GÖZLEM: Karayipler'de Kayıp bir Ülke: Haiti
Yazar Osman Sağırlı
Haiti’de halk öylesine aç, öylesine sefalet içinde ki, insanın içi sızlıyor. Sekiz milyon nüfuslu ülkenin yarısını barındıran başkent Port-au-Prince’te adım başı bir el para istemek için önümüze uzanıyor.İHH’nın Ramazan programı için İspanya ve Küba aktarmalı 15 bin kilometrelik bir yolculuğun ardından Haiti’nin başkenti Port-au-Prince’e sağ salim adım atıyoruz. Ortalık kasırganın tesiri ile toz duman. Şakır şakır yağmur yağıyor. Taksiyle şehrin içinde ilerlerken yol boyu yalınayak ve başında yük taşıyan insanlar göze çarpıyor. Öyle sokaklardan geçiyoruz ki burnumuzun direği sızlıyor.

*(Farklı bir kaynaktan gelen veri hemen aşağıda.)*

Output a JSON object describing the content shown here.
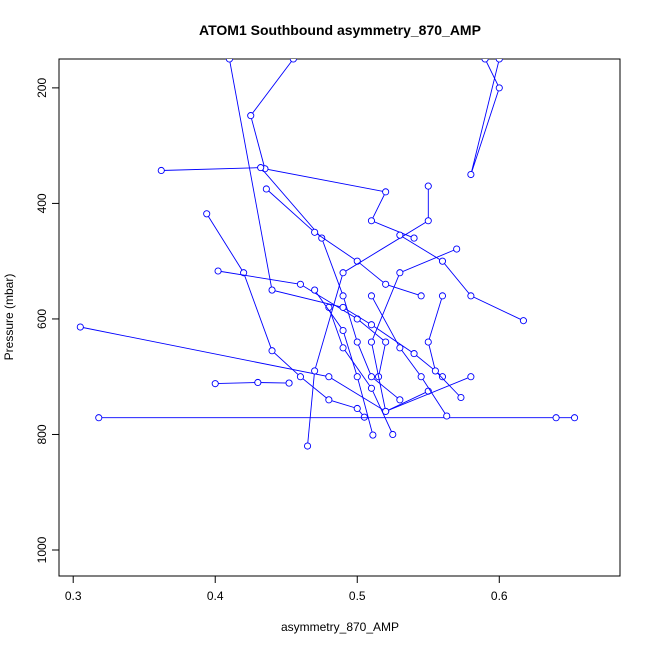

İftarı yanımızdaki birkaç abur cuburla geçiştirdikten sonra sahur için yiyecek bir şeyimiz olmadığından ve otel görevlisinin “Yabancıları kaçırıyorlar, dışarıya çıkmanızı tavsiye etmem!” ikazını diğer müşteriler de desteklediğinden sahuru da su ile yapıyoruz. Sabahleyin otele gelen İHH’nın Haiti’deki partner kuruluşundan Yusuf ve Abu Jamman’la birlikte dışarıya çıkıyoruz.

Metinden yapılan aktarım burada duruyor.